The “one bright spot” in Woodford’s pessimistic worldview is the UK domestic economy which he said, “continues to buck the trend and defy expectations of a slowdown”.
“In the UK, the labour market is strong, we have record job vacancies, investment spending is growing, government finances are improving and we’re seeing growth in bank lending – the recent numbers reflect a UK economy that is performing much better than was forecast.”
He added this economic stress was revealing the strength of his stock picks and the weakness of companies outside the funds.
“Weakness from the share prices of companies not held in the Woodford portfolios is becoming increasingly evident, as signs of economic stress continue to build, particularly in emerging markets,” he said. “We expect this to continue and remain very confident that the funds are well-positioned to deliver attractive long-term returns, despite the more challenging global economic environment that we foresee.”
By contrast, Woodford said the companies in his portfolio continue to perform positively “with one or two exceptions”. However he said that this was not yet being reflected in the share price.

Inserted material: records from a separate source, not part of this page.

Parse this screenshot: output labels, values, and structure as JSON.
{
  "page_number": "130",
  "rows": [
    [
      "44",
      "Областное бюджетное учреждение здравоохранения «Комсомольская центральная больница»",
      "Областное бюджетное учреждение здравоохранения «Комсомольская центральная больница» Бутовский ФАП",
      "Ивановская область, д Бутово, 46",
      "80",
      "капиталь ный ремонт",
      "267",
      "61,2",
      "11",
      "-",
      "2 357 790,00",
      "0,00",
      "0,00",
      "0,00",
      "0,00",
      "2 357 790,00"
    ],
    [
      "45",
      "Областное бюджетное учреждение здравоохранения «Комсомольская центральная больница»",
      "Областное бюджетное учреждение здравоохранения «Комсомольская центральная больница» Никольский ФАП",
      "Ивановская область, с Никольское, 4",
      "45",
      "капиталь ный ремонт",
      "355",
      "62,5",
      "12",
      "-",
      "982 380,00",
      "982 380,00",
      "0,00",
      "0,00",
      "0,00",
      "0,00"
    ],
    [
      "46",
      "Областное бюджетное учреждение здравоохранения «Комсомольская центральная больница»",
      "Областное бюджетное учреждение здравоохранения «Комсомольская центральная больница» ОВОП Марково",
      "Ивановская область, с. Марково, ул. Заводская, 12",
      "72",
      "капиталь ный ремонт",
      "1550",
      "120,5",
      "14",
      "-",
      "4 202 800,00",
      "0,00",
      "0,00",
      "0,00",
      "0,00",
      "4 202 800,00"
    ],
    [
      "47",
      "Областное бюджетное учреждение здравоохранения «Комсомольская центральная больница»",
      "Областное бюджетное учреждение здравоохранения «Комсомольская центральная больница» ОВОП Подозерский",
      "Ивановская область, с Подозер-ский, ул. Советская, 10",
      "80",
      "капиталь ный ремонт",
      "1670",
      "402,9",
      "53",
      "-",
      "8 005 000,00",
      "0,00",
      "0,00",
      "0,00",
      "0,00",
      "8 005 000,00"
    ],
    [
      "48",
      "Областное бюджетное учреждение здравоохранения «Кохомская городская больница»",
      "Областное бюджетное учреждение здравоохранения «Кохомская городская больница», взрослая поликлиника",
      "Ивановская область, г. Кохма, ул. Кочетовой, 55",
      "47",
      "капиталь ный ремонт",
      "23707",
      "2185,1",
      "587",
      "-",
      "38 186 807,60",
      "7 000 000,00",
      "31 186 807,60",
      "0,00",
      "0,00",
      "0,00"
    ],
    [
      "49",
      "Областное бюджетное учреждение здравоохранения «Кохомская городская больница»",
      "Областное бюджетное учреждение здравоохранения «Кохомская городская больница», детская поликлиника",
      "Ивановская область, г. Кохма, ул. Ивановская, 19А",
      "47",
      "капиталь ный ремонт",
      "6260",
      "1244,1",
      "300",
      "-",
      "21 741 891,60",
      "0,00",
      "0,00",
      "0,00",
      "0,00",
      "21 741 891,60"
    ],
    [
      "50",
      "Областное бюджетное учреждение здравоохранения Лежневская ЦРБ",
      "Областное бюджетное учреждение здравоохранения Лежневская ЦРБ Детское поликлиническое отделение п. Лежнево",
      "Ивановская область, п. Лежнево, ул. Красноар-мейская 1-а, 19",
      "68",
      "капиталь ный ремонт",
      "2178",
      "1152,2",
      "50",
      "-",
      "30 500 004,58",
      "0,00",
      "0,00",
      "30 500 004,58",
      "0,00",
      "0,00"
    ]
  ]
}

He said this was particularly true of domestically-focused holdings like housebuilder Barratt Development, the second largest holding in the Woodford UK Equity Income fund, and online estate agent Purplebricks, both of which have taken a hit to their share price in 2018.
Other top 10 holdings like Burford Capital and Provident Financial, one of his weakest performers last year, have fared better.
The star manager has been one of the UK’s biggest bulls despite signs of a domestic slowdown in the first quarter.
Earlier this year he declared the UK economy could be the fastest growing OECD nation by the end of 2018.
Since the Brexit vote, Woodford has also taken a shine to companies from domestically focused sectors like the housebuilders and banks, ditching more defensive stocks like British American Tobacco and pharma giant GSK.
Woodford’s flagship UK Equity Income fund and Patient Capital Trust have lagged peers after suffering major stock-specific setbacks. Both vehicles are fourth quartile over one and three years.
However, Woodford’s funds have seen a bit of a turnaround in recent months. Woodford Patient Capital Trust has returned 8.9% against the IT UK All Companies sector’s 0.4% over three months, sliding into first quartile. His £5.8bn UK equity income fund has outperformed the IA UK All Companies sector but is still in negative territory with returns of -0.6%.